To help disseminate the IS4 concepts to teaching staff, the district is capturing teacher demonstrations of lesson plans that cover the bases of the IS4 program on video. John Sheetz of Sail Away Pictures filmed seven teachers recently over the course of three days to create a video archive of lessons to be used for teacher training. The videos show the teacher’s instruction, which demonstrates the IS4 concepts, as well as the students’ reactions. More video lessons are planned.

All staff district wide will be trained in the instructional strategies through videos, Power Points, professional readings, and the like by the end of the first semester next year, Rapinchuk said, with training continuing through the whole school year. Lesson studies will have teachers either watching the videos or sitting in on another classroom.

“It’s a really powerful way to reflect on your own teaching,” she said.

The trainings are just for Oakdale teachers who would view the videos through a secure website. The video project is paid for through state and federal categorical funds that are designated for staff development.

In developing IS4, Rapinchuk said the council looked at proven teaching models, education reform models, researched articles, and viewed online video instruction.

She added that the strategies are geared to create a classroom culture where students are listening to the teacher, can demonstrate they’re listening, and also listen to what their peers are saying.

“I think it’s going to bring a continuity to the students,” said teacher Stacy Graham. “From grade school to high school, they’re going to see similar teaching strategies that will help them put what they’re learning into long-term memory.”

Along with information retention, Rapinchuk added that there are fewer behavioral management issues because the students have less time to misbehave and the teachers see the students’ enjoyment in participating at such a level.

Oakdale teachers are already teaching content well, Rapinchuk said, but the question being asked was why the students weren’t retaining the information. This program offers a framework for what teachers need to do in order to have kids engage in every part of the lesson, which leads to a retention of information.

She pointed out that this is not scripted learning and it doesn’t take away a teacher’s style or creativity.
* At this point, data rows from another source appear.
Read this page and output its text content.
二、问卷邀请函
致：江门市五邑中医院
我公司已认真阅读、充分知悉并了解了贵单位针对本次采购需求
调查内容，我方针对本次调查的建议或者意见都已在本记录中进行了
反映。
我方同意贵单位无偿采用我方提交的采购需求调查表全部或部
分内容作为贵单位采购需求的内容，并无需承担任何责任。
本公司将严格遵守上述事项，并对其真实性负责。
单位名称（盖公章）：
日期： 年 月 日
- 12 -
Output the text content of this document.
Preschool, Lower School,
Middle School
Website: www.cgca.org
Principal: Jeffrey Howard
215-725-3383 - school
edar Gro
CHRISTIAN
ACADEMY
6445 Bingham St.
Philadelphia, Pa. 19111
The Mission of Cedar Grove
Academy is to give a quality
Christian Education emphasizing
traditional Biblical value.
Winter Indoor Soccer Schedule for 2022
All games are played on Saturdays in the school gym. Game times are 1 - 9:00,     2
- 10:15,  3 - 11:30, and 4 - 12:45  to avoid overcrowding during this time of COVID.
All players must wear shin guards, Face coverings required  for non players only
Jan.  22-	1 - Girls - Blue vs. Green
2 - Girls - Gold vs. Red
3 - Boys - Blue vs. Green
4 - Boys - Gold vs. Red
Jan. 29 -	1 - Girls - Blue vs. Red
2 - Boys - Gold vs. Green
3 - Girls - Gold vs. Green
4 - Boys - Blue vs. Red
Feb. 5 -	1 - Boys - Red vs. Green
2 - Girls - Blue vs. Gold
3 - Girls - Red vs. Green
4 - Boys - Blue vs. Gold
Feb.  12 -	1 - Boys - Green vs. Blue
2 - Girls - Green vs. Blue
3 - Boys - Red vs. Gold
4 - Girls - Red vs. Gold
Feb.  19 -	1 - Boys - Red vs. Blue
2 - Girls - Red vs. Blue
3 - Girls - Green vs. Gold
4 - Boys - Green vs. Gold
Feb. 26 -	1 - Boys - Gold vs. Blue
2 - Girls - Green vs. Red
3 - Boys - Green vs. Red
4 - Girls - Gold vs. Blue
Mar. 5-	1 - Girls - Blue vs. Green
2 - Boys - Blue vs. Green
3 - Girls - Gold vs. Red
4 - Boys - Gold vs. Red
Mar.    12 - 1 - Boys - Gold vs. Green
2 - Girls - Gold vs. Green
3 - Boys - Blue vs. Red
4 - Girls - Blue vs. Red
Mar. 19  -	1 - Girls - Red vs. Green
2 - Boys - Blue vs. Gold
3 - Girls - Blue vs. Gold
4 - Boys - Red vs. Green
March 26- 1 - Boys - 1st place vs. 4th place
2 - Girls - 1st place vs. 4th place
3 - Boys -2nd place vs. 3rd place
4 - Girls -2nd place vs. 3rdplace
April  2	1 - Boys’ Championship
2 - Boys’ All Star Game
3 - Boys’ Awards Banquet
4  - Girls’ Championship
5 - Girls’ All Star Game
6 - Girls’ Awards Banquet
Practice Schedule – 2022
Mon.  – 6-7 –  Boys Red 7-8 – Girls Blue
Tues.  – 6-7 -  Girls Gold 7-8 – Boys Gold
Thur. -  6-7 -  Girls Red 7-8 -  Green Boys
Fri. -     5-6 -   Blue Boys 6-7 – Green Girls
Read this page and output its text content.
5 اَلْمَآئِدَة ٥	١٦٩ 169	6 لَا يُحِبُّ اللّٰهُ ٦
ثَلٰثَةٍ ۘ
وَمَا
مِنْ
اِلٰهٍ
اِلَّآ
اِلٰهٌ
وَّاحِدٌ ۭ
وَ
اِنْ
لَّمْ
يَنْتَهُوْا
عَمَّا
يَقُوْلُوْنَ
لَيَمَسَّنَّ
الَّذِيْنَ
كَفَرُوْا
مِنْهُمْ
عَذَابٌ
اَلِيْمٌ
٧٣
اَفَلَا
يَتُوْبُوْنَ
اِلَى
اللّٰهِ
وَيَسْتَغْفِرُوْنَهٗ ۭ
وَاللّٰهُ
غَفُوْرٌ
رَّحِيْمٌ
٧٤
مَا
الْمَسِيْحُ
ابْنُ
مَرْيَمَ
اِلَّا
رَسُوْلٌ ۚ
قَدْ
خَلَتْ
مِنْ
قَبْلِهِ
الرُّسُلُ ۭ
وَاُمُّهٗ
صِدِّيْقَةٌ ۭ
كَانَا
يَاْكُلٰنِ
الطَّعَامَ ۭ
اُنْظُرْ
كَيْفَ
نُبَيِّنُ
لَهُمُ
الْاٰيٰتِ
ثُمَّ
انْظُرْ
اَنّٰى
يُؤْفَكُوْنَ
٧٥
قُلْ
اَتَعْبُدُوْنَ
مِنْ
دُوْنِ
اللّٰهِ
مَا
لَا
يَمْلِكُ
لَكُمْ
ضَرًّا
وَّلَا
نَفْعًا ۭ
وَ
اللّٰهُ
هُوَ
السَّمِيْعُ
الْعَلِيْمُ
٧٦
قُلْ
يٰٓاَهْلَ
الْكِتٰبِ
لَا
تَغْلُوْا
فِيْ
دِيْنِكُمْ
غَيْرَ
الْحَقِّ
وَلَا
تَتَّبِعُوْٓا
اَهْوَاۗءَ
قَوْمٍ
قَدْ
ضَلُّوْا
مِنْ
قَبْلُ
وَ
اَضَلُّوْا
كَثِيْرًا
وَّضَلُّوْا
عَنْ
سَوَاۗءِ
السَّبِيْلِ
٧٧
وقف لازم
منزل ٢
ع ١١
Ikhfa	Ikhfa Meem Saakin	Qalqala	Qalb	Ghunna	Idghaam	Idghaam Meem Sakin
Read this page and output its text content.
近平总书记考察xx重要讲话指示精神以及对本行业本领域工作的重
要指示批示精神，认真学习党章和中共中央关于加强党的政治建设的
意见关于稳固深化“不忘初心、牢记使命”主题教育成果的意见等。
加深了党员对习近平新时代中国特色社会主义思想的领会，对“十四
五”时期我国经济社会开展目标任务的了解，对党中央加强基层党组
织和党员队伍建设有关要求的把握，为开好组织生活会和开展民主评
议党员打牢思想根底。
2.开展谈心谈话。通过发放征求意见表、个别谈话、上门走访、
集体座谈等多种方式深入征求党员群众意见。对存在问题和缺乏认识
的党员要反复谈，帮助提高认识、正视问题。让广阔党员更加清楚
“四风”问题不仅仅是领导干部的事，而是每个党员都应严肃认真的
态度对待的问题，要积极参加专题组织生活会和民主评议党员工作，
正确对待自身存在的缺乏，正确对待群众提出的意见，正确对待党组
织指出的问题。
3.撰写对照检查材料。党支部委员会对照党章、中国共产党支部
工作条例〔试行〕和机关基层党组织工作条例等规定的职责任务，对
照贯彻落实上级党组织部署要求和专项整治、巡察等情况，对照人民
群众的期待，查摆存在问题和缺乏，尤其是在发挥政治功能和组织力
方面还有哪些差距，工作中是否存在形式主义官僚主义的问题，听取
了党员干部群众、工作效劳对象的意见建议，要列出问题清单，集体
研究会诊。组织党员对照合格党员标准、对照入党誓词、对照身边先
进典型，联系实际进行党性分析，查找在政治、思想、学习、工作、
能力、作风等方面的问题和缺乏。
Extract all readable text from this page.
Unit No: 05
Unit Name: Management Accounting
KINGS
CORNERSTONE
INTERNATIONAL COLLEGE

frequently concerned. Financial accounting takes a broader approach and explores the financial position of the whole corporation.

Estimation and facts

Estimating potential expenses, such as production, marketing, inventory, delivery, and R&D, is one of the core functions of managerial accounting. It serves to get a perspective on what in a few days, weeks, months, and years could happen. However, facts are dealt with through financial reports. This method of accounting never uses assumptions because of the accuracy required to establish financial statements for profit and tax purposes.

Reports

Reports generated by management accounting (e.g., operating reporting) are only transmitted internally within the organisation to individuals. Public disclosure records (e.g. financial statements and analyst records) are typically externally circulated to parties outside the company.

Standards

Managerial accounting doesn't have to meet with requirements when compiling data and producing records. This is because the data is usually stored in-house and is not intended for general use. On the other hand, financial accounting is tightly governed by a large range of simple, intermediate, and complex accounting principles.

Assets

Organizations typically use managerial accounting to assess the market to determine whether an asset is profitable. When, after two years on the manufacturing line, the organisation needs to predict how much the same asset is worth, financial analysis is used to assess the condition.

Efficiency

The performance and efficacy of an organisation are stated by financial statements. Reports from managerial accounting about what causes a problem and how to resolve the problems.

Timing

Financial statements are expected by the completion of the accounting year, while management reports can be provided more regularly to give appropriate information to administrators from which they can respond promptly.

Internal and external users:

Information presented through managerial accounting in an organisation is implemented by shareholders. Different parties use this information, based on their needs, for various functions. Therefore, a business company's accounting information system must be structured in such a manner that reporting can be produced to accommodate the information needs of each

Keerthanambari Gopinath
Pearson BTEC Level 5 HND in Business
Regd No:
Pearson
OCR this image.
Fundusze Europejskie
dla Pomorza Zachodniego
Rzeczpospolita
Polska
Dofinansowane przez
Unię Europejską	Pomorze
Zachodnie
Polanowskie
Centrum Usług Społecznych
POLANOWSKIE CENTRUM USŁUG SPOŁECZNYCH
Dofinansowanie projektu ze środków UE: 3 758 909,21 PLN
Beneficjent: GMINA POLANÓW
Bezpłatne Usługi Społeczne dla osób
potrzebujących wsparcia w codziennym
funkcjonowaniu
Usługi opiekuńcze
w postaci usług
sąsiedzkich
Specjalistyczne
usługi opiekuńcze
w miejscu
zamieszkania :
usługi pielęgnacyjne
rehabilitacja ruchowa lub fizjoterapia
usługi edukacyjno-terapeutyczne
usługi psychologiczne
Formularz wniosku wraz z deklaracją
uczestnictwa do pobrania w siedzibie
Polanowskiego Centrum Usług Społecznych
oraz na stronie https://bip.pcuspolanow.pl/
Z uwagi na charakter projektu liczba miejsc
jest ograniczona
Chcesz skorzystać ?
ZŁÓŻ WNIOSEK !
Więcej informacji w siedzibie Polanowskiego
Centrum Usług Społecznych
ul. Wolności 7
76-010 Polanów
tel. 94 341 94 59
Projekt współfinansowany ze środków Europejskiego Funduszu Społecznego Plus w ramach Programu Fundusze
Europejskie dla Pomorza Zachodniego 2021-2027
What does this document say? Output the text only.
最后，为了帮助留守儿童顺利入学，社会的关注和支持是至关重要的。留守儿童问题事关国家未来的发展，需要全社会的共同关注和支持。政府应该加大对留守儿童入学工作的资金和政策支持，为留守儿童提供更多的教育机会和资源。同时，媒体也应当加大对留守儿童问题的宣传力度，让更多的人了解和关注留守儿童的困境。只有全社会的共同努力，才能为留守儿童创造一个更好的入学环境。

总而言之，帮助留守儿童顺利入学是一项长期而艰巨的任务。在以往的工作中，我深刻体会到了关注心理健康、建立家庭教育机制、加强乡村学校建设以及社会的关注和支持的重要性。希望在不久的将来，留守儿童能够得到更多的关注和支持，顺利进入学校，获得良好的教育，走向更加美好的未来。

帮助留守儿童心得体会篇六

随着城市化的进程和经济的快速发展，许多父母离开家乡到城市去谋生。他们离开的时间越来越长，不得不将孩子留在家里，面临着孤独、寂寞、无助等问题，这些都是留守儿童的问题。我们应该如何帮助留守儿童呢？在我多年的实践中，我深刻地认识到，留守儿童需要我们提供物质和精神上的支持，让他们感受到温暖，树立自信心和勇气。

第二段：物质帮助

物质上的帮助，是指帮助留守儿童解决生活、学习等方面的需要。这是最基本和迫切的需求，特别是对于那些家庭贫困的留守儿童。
The instructional norms or strategies are concepts that the teachers need to make their own.

Graham teaches fifth grade at Sierra View Elementary School, serves on the Superintendent’s Education Council, and is also the President of the Oakdale Teachers Association. She said that the strategies in IS4 are already being used by teachers but believes the IS4 program polishes them. She noted that after teaching lessons over and over, sometimes it’s possible to go on “auto pilot” but that the IS4 strategies remind teachers to slow down a little.

Graham said that she sees a difference in the way she delivers a lesson since incorporating IS4. She noted that she had been concerned about math scores in her class, but knew that she was teaching what was supposed to be covered. Now, she uses the strategies in IS4 as an assessment of all her students’ understanding.

“They ‘get it’ before they go home to practice it (homework),” Graham said.

She added that she spends a little more time teaching a lesson with IS4 but she spends less time in remediation. In other words, she invests a little more time up front but saves time in the long run.

“It’s our superintendent’s intention that this is the material, instructional strategies, that teachers will be using in classrooms everyday, K through 12,” Rapinchuk said.

She reported that some teachers had started incorporating some of the IS4 principles near the end of the last school year. She added that one teacher had said that it’s shocking how the concept behind it helps students remember and to understand new information better.

To measure the effects of the IS4 program, the district will look at STAR results, benchmark testing, as well as feedback about instructional strategies that the school principals observe.

There is a five-year implementation plan for IS4; this is the development year. Next year will be the first year of full implementation of the program. The Superintendent’s Education Council is developing a plan to ensure how all teachers will receive the IS4 training next year.